Por Jaime Septién |
Las marchas de Culiacán y Guamuchil, defendiendo al “Chapo”, dejaron estupefacto a medio México y a parte del mundo. ¿Cómo uno que trae entre sus alforjas “dos o tres mil muertes” puede ser jaleado por una multitud vestida de blanco?
Fueron acarreados, dicen las notas de prensa. Les dieron camisetas, 200 pesos y dos tamalitos. Una pancarta elevada por una señorita decía: “Chapo, hazme un hijo”. Otros pedían que no lo extraditaran a Estados Unidos (como al “Tigrillo” Arellano Félix, como al “Güero” Palma), quizá con la idea de que pronto se fugaría del Penal del Altiplano; otras, ya sin tapujos, pedían su libertad inmediata como un héroe del pueblo.
El otro día un sacerdote amigo tocaba el tema y no resistió engarzarlo con el Evangelio donde Jesús habla de la “dureza de corazón”. Nos hemos vuelto durísimos de corazón.

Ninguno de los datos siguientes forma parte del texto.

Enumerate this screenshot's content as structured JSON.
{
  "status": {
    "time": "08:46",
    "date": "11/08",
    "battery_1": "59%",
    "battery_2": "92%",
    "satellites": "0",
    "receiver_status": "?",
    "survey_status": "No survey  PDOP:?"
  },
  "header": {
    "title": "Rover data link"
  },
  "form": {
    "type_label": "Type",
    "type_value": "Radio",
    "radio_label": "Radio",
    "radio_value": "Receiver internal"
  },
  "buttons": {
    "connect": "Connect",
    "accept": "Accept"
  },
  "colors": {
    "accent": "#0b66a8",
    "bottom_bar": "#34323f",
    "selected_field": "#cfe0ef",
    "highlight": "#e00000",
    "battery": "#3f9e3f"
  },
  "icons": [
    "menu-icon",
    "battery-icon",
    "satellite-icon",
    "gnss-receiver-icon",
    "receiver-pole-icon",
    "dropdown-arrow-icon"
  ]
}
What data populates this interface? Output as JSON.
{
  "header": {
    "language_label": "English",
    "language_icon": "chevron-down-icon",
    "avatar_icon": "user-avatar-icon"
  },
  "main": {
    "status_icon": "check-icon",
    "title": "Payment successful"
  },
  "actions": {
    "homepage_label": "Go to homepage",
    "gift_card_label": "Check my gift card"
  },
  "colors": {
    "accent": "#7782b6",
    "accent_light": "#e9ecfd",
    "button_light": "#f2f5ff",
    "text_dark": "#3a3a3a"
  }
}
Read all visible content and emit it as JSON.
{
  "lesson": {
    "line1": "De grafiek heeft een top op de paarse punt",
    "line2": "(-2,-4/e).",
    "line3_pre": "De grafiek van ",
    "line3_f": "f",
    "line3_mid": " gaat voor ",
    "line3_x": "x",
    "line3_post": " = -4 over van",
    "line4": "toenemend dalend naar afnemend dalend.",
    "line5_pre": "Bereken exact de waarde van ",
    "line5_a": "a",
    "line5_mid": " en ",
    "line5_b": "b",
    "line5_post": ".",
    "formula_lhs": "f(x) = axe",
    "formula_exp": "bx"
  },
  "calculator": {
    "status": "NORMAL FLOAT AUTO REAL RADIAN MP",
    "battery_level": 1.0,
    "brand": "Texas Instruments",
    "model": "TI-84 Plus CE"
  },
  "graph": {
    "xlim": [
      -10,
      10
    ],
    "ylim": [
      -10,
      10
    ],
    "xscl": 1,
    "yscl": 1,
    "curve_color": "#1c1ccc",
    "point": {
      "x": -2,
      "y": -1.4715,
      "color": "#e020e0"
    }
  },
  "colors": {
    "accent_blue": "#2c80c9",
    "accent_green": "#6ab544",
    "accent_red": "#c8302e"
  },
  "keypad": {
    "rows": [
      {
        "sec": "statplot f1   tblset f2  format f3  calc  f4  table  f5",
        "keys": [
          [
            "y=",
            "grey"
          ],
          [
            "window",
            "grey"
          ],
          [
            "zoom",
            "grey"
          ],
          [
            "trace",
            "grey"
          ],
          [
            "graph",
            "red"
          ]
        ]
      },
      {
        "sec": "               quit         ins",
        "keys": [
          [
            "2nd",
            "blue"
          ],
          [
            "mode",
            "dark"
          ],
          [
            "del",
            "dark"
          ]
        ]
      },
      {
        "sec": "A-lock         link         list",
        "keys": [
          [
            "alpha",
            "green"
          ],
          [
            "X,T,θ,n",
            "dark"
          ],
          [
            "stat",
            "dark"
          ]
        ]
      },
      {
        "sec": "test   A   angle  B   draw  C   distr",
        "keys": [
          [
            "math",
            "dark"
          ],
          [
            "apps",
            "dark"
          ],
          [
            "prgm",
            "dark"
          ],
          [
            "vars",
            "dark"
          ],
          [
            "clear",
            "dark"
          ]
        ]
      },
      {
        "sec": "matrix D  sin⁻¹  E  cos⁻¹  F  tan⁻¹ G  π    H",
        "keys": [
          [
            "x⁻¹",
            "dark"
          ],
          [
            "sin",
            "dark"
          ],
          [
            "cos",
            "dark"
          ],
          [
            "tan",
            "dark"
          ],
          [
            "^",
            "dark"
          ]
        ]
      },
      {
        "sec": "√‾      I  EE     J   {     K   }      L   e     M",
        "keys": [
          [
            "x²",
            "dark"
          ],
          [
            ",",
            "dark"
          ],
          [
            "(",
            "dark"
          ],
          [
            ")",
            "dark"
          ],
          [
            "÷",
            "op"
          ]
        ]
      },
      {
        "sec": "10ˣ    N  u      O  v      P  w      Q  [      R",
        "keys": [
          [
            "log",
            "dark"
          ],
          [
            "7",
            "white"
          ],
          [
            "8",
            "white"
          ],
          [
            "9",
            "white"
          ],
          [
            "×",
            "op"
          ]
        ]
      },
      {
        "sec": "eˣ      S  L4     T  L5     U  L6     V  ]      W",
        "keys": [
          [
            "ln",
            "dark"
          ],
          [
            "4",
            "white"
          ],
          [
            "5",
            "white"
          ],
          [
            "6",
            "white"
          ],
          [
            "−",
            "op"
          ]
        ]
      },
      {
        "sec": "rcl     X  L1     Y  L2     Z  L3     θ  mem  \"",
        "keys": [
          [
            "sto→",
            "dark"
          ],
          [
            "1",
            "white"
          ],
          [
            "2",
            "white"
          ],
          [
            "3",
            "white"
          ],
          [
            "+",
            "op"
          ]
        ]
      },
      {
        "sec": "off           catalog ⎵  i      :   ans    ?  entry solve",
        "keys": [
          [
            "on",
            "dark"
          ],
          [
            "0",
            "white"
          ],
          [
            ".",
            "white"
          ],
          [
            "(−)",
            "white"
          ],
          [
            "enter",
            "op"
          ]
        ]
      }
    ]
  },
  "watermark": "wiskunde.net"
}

Ya nada nos conmueve: estamos como atontados por tanta muerte, por tanto tejido social desagarrado, por tantísima impunidad.
Cometer un crimen en México es el “negocio” más lucrativo y seguro: 97 o 98 de cada cien actos delictivos permanecen en el anonimato. Y el “¿para qué? de la gente es una punzada en el corazón, porque es verdad.